Had it not been for a grant from the Pulitzer Center on Crisis Reporting, the story of the girls in Nepal would have gone untold, May said Monday during a lecture sponsored by the School of Journalism, the Paul Simon Public Policy Institute, Women's Studies and the Global Media Research Center. The lecture featured May and two other journalists who reported on international crises with funding from the Pulitzer Center.
The Pulitzer Center is a not-for-profit organization that pays journalists to produce independent international stories that have not been covered by other U.S. media organizations.
May's video project told the story of an 83-year-old woman who gave girls' families goats to relieve financial burdens that caused them to sell their daughters into slavery.
Michael Kavanagh, a former National Public Radio correspondent, followed May's video with his report on a woman in Congo who had been deserted by her husband of 33 years after a soldier raped her.
Kavanagh said sexual assault has become a weapon in the country's ongoing internal conflicts and it is common for husbands to leave their wives after they have been raped.

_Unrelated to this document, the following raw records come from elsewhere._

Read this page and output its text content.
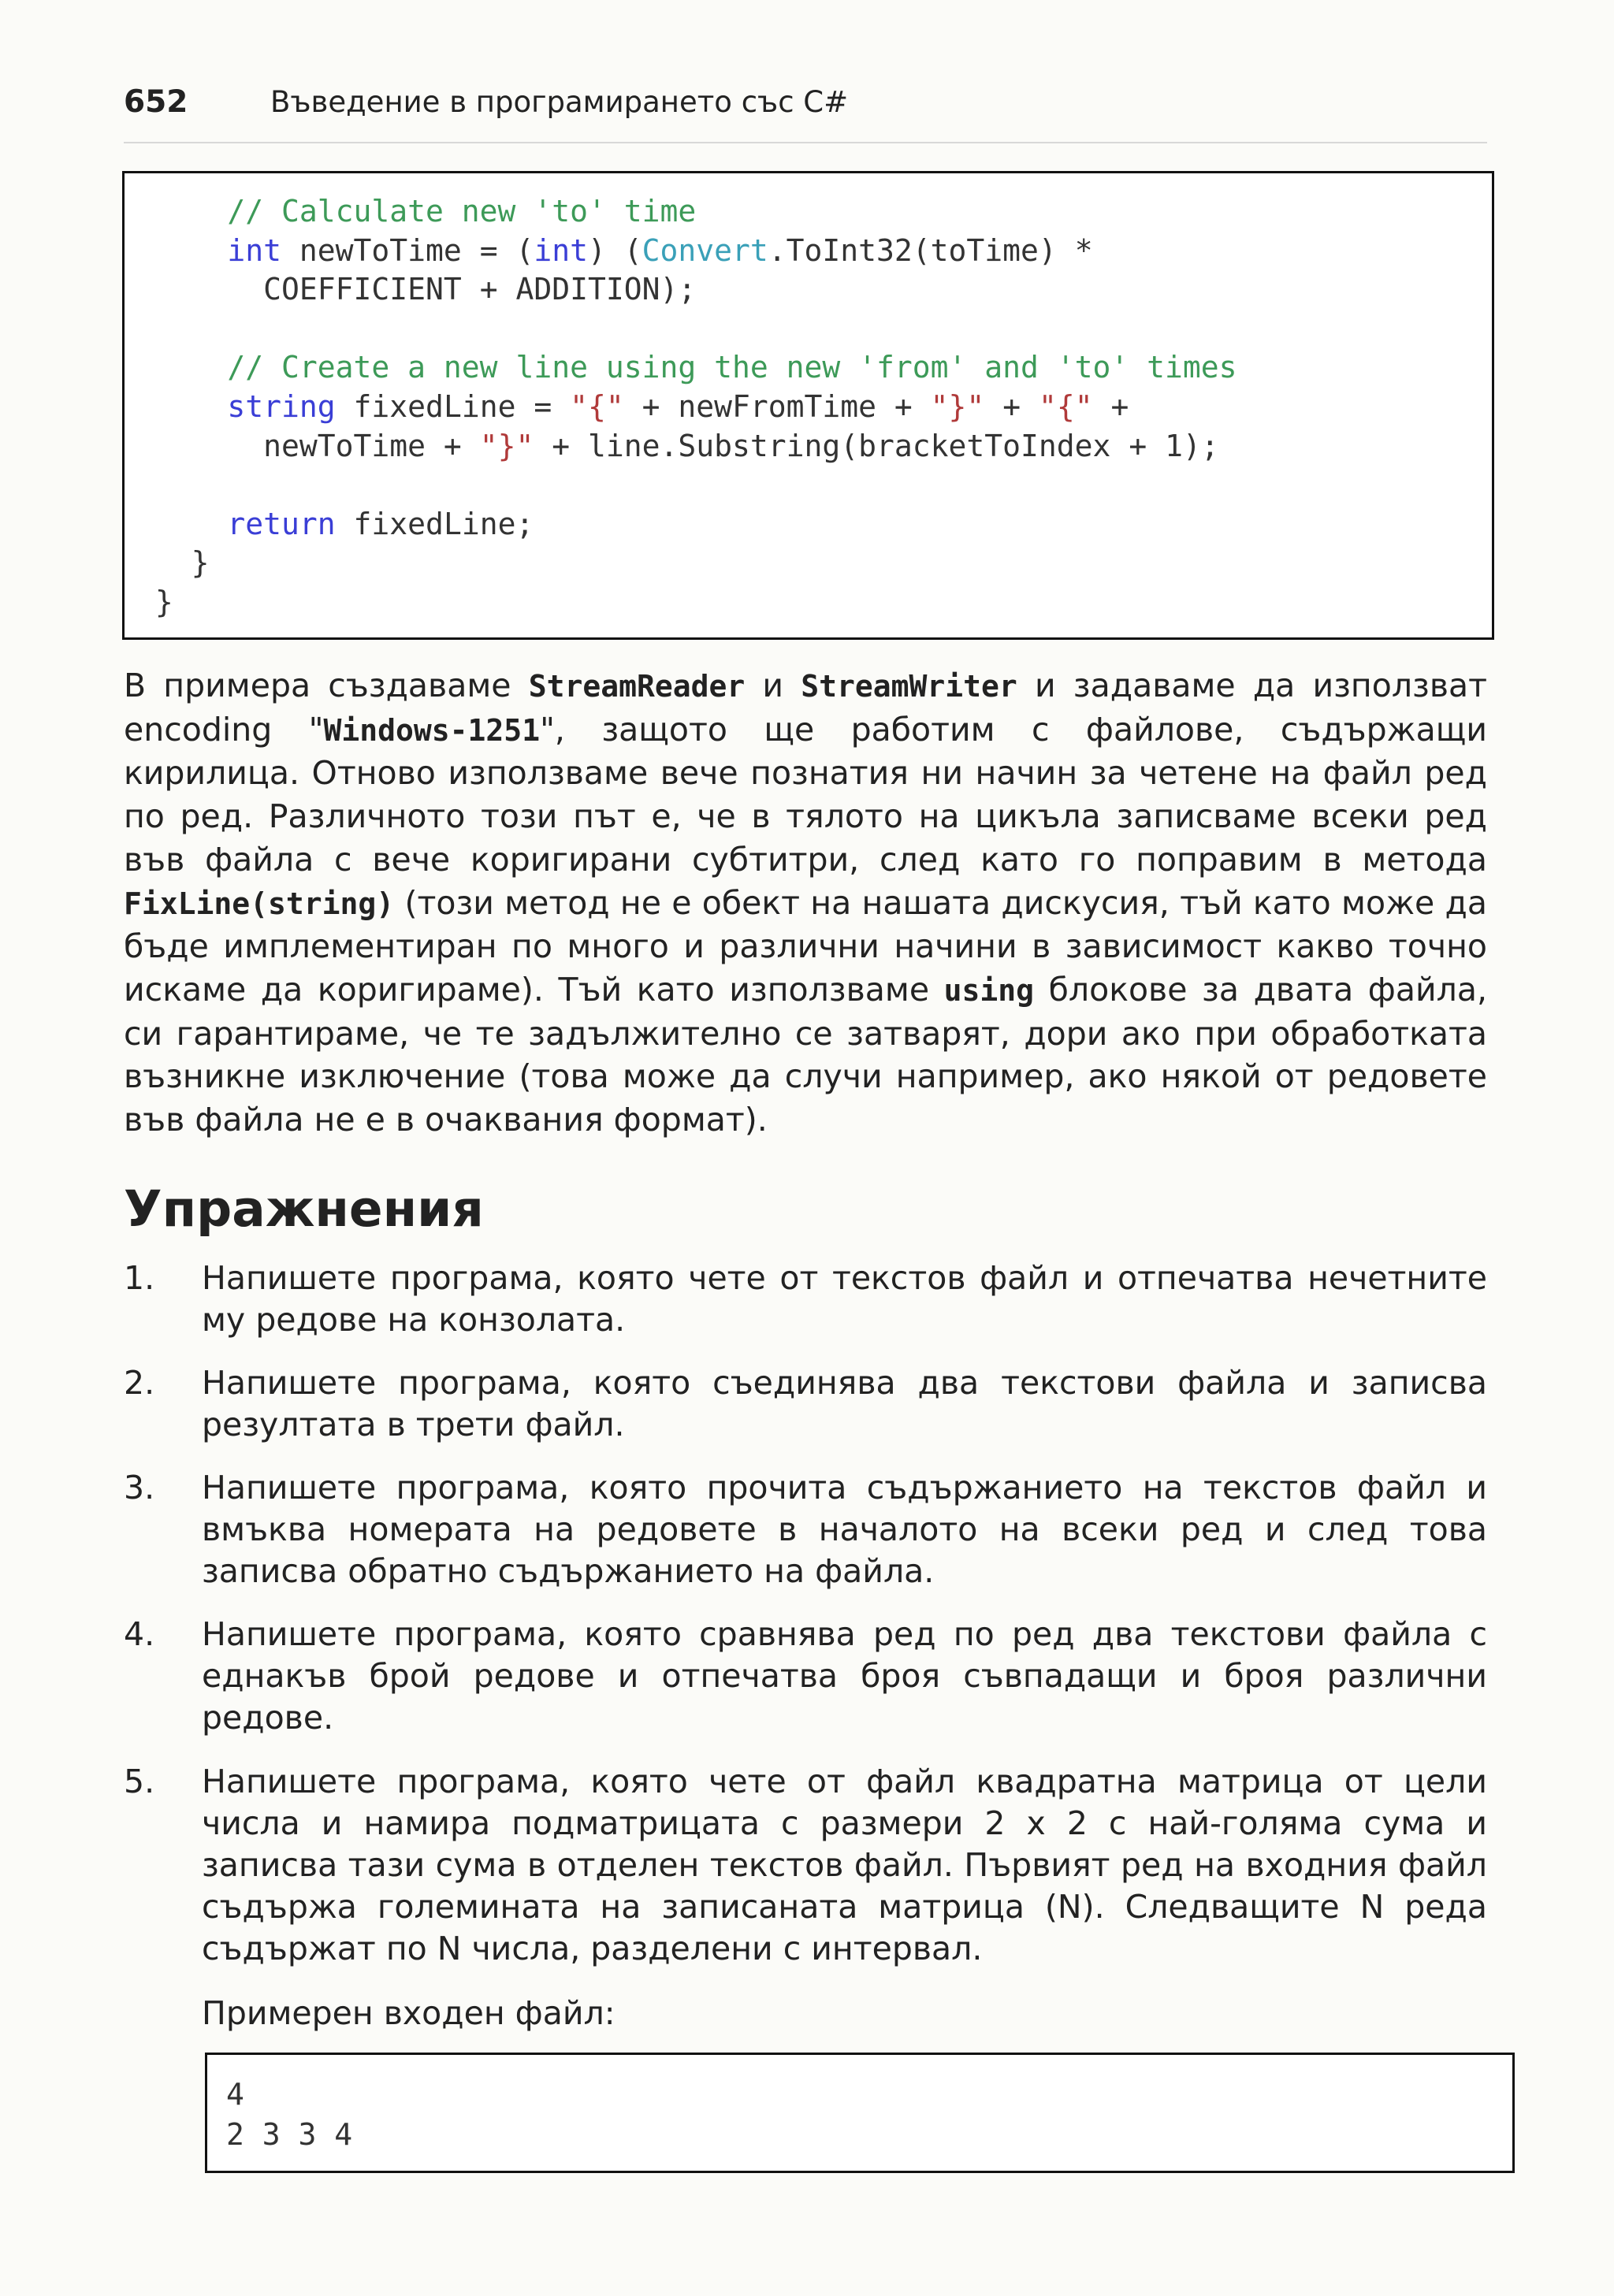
652	Въведение в програмирането със C#
// Calculate new 'to' time
int newToTime = (int) (Convert.ToInt32(toTime) *
COEFFICIENT + ADDITION);

// Create a new line using the new 'from' and 'to' times
string fixedLine = "{" + newFromTime + "}" + "{" +
newToTime + "}" + line.Substring(bracketToIndex + 1);

return fixedLine;
}
}

В примера създаваме StreamReader и StreamWriter и задаваме да използват encoding "Windows-1251", защото ще работим с файлове, съдържащи кирилица. Отново използваме вече познатия ни начин за четене на файл ред по ред. Различното този път е, че в тялото на цикъла записваме всеки ред във файла с вече коригирани субтитри, след като го поправим в метода FixLine(string) (този метод не е обект на нашата дискусия, тъй като може да бъде имплементиран по много и различни начини в зависимост какво точно искаме да коригираме). Тъй като използваме using блокове за двата файла, си гарантираме, че те задължително се затварят, дори ако при обработката възникне изключение (това може да случи например, ако някой от редовете във файла не е в очаквания формат).

Упражнения
1. Напишете програма, която чете от текстов файл и отпечатва нечетните му редове на конзолата.

2. Напишете програма, която съединява два текстови файла и записва резултата в трети файл.

3. Напишете програма, която прочита съдържанието на текстов файл и вмъква номерата на редовете в началото на всеки ред и след това записва обратно съдържанието на файла.

4. Напишете програма, която сравнява ред по ред два текстови файла с еднакъв брой редове и отпечатва броя съвпадащи и броя различни редове.

5. Напишете програма, която чете от файл квадратна матрица от цели числа и намира подматрицата с размери 2 х 2 с най-голяма сума и записва тази сума в отделен текстов файл. Първият ред на входния файл съдържа големината на записаната матрица (N). Следващите N реда съдържат по N числа, разделени с интервал.

Примерен входен файл:

4
2 3 3 4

Iraqi journalist Alaa Majeed said her report on the U.S. detention system in her native country was difficult to complete because the American government would not allow her to travel to Iraq. Majeed, who moved to the United States in 2005, said she had to convince government officials the report would not cast a negative image of the American invasion.
Majeed said being a journalist in Iraq is easier now than it was four years ago.

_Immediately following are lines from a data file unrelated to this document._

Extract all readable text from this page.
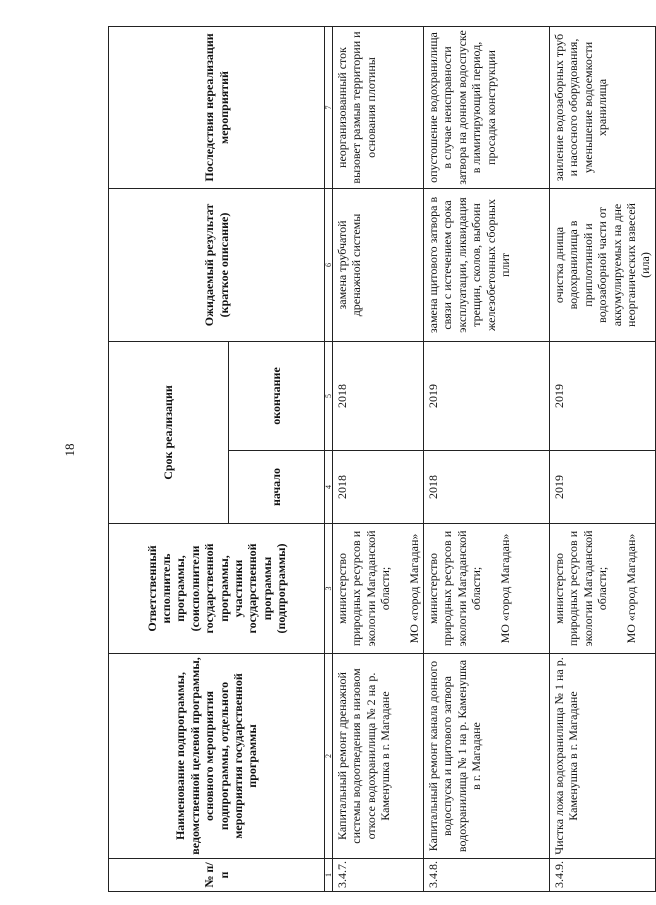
18
№ п/п	Наименование подпрограммы, ведомственной целевой программы, основного мероприятия подпрограммы, отдельного мероприятия государственной программы	Ответственный исполнитель программы, (соисполнители государственной программы, участники государственной программы (подпрограммы)	Срок реализации		Ожидаемый результат (краткое описание)	Последствия нереализации мероприятий
			начало	окончание		
1	2	3	4	5	6	7
3.4.7.	Капитальный ремонт дренажной системы водоотведения в низовом откосе водохранилища № 2 на р. Каменушка в г. Магадане	министерство природных ресурсов и экологии Магаданской области; МО «город Магадан»	2018	2018	замена трубчатой дренажной системы	неорганизованный сток вызовет размыв территории и основания плотины
3.4.8.	Капитальный ремонт канала донного водоспуска и щитового затвора водохранилища № 1 на р. Каменушка в г. Магадане	министерство природных ресурсов и экологии Магаданской области; МО «город Магадан»	2018	2019	замена щитового затвора в связи с истечением срока эксплуатации, ликвидация трещин, сколов, выбоин железобетонных сборных плит	опустошение водохранилища в случае неисправности затвора на донном водоспуске в лимитирующий период, просадка конструкции
3.4.9.	Чистка ложа водохранилища № 1 на р. Каменушка в г. Магадане	министерство природных ресурсов и экологии Магаданской области; МО «город Магадан»	2019	2019	очистка днища водохранилища в приплотинной и водозаборной части от аккумулируемых на дне неорганических взвесей (ила)	заиление водозаборных труб и насосного оборудования, уменьшение водоемкости хранилища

"The reporting is easier now, but the stories went down and sort of died," she said.
Newspapers have resorted to laying off reporters and closing international bureaus as their revenue streams weaken, School of Journalism Director William Freivogel told the crowd of roughly 75 students gathered in the Law School Auditorium.
Though she is still on staff at the San Francisco Chronicle, May said new journalists should not consider any newspaper job a sure thing. She said she is going to graduate school in case the day comes when the Chronicle cannot afford to keep her on staff.

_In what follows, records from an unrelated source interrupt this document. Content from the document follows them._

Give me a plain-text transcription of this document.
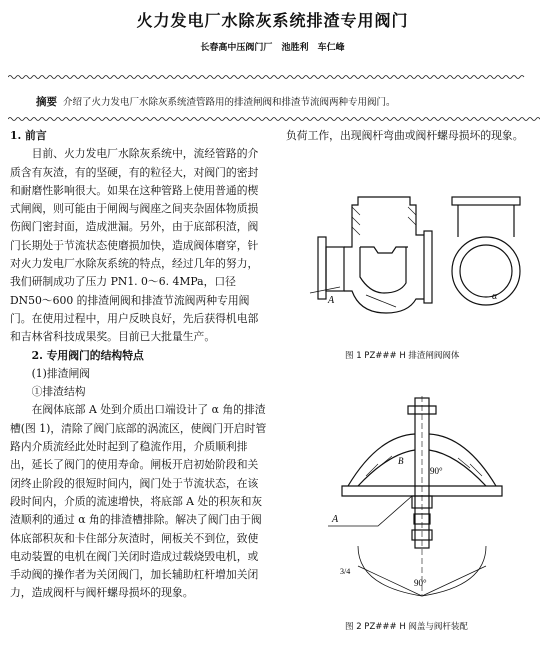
火力发电厂水除灰系统排渣专用阀门
长春高中压阀门厂 池胜利 车仁峰
摘要 介绍了火力发电厂水除灰系统渣管路用的排渣闸阀和排渣节流阀两种专用阀门。

1. 前言

目前、火力发电厂水除灰系统中，流经管路的介质含有灰渣，有的坚硬，有的粒径大，对阀门的密封和耐磨性影响很大。如果在这种管路上使用普通的楔式闸阀，则可能由于闸阀与阀座之间夹杂固体物质损伤阀门密封面，造成泄漏。另外，由于底部积渣，阀门长期处于节流状态使磨损加快，造成阀体磨穿，针对火力发电厂水除灰系统的特点，经过几年的努力，我们研制成功了压力 PN1. 0～6. 4MPa，口径 DN50～600 的排渣闸阀和排渣节流阀两种专用阀门。在使用过程中，用户反映良好，先后获得机电部和吉林省科技成果奖。目前已大批量生产。

2. 专用阀门的结构特点

(1)排渣闸阀

①排渣结构

在阀体底部 A 处到介质出口端设计了 α 角的排渣槽(图 1)，清除了阀门底部的涡流区，使阀门开启时管路内介质流经此处时起到了稳流作用，介质顺利排出，延长了阀门的使用寿命。闸板开启初始阶段和关闭终止阶段的很短时间内，阀门处于节流状态，在该段时间内，介质的流速增快，将底部 A 处的积灰和灰渣顺利的通过 α 角的排渣槽排除。解决了阀门由于阀体底部积灰和卡住部分灰渣时，闸板关不到位，致使电动装置的电机在阀门关闭时造成过载烧毁电机，或手动阀的操作者为关闭阀门，加长辅助杠杆增加关闭力，造成阀杆与阀杆螺母损坏的现象。

负荷工作，出现阀杆弯曲或阀杆螺母损坏的现象。

A	α
图 1 PZ### H 排渣闸阀阀体
A
B
90°
90°
3/4
图 2 PZ### H 阀盖与阀杆装配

But pursing an alternative career path is not easy for May because she is doing what she loves, she said.
"I have to weigh my happiness with my finances," she said. "If I'm not able to do anything I find meaningful, then I really have to start asking myself some serious questions."
Kavanagh said journalists need to know how to take pictures, shoot video and edit sound on top of being capable writers. He said he left radio because he could not make enough money.
"There's absolutely no way to be an independent radio producer unless you are phenomenally talented," he said.